Three weeks ago Adriana Londono received the worst phone call a parent could imagine — her 12-year-old daughter was dead.
“I just ran to the bathroom and cried and screamed, it was probably the worst moment of my whole life,” Londono said.
Allayah Thomas, who went by Ally, started experimenting with drugs last fall at just 11 years old. Her family says it escalated until she was using meth and heroin.
The Grade 6 Saanich student overdosed three times ending up at Victoria General Hospital, but her fourth overdose, at a friend’s house in Langford on April 14, proved fatal.
“She grew up too fast and I’m really sorry for that, I feel very guilty that I wasn’t there to help her or that I wasn’t the best mentor or the best mom,” Londono said.
Londono herself has struggled for years with mental health and substance use issues. She said she’s been to the hospital numerous times seeking help but has always been sent home. She said it was the same story when she and other family members tried to get help for Allayah.
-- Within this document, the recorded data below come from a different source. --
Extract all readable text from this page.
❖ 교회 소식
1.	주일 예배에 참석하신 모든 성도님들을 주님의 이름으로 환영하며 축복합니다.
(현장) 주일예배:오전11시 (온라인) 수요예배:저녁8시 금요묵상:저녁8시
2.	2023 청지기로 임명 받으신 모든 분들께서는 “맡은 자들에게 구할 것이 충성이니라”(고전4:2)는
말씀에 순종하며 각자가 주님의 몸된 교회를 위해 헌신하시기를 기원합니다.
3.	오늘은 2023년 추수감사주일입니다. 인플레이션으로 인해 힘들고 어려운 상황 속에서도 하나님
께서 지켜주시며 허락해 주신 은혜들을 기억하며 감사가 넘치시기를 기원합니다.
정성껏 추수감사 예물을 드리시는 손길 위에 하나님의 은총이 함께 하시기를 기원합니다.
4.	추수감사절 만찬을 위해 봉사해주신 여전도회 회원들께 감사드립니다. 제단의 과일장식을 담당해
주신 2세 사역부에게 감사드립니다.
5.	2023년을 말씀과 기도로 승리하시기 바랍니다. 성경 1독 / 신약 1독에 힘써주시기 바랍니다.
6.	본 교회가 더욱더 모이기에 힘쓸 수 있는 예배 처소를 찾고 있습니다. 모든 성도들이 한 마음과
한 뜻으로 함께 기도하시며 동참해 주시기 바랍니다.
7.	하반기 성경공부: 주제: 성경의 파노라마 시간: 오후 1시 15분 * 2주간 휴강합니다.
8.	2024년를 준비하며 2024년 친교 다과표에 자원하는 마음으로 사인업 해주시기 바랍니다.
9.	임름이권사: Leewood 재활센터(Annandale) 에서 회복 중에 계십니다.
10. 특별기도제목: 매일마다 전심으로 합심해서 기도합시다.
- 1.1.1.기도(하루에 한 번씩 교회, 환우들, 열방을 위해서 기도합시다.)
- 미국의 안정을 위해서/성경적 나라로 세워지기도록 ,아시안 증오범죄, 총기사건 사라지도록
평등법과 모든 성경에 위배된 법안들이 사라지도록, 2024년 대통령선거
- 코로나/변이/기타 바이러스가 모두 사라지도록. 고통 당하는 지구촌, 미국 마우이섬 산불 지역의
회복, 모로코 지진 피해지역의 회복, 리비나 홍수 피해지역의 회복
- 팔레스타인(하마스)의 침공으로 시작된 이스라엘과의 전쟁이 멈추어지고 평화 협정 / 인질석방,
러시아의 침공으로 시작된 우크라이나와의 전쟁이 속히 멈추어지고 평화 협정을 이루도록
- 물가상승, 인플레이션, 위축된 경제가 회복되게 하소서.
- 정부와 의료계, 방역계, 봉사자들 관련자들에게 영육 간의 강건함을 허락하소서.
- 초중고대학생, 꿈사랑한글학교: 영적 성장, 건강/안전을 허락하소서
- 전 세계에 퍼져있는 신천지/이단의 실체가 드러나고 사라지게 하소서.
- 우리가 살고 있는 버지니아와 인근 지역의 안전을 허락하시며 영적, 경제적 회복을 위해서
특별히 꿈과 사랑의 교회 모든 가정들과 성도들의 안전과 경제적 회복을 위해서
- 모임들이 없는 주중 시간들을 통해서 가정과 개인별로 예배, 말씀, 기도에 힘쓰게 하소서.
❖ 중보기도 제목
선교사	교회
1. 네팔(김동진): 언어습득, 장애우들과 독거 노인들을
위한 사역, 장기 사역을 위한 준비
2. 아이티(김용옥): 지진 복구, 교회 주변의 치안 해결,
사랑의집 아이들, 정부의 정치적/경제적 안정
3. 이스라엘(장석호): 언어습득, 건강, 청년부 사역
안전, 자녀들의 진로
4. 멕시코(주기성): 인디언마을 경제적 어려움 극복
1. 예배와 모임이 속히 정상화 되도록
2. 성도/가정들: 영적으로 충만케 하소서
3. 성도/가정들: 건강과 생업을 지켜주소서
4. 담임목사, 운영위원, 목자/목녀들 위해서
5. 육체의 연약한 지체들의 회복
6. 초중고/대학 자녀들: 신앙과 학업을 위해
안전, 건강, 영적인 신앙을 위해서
“I feel like she needed to go into a long-term rehab facility but they didn’t make any for people her age, it’s wrong, because now she died and she’s only 12, they could have helped her I believe,” Londono said.
Ally’s grandparents, who she lived with, say all that the Grade 6 student was ever offered was counselling, which the young girl refused.
CHEK’s Rob Shaw explains what the province is saying about Ally’s story, and what it’s doing to curb youth overdoses.
B.C.’s Children and Youth Representative says most substance use treatment services are designed for older children and teens but there’s no question more is needed.
“So it’s a wake-up call for us to think developmentally how would we work with these young people? And 12-year-olds shouldn’t be with 16-year-olds either,” she said. “There are significant gaps in the province, we’ve been identifying them for a number of years.”
Charlesworth said involuntary treatment should be available only as a last resort.
“The reality is detention and involuntary treatment is an important part of a whole array of options, but in the absence of having better voluntary options, I really am reluctant to kind of go right to involuntary treatment,” she said.
Adriana Londono says her little girl was failed by everyone, including her.
“If i was able to be there for her, if I had the help, and she had the help I think she would be here right now,” she said.
She says she’d like everyone to be aware of how toxic the drug supply is right now and she’s encouraging parents to keep open communication with their kids.
“Every kid should not be afraid to tell their parents what they’ve done, they shouldn’t be in fear of being punished, they should be in fear of dying is what I think is important.”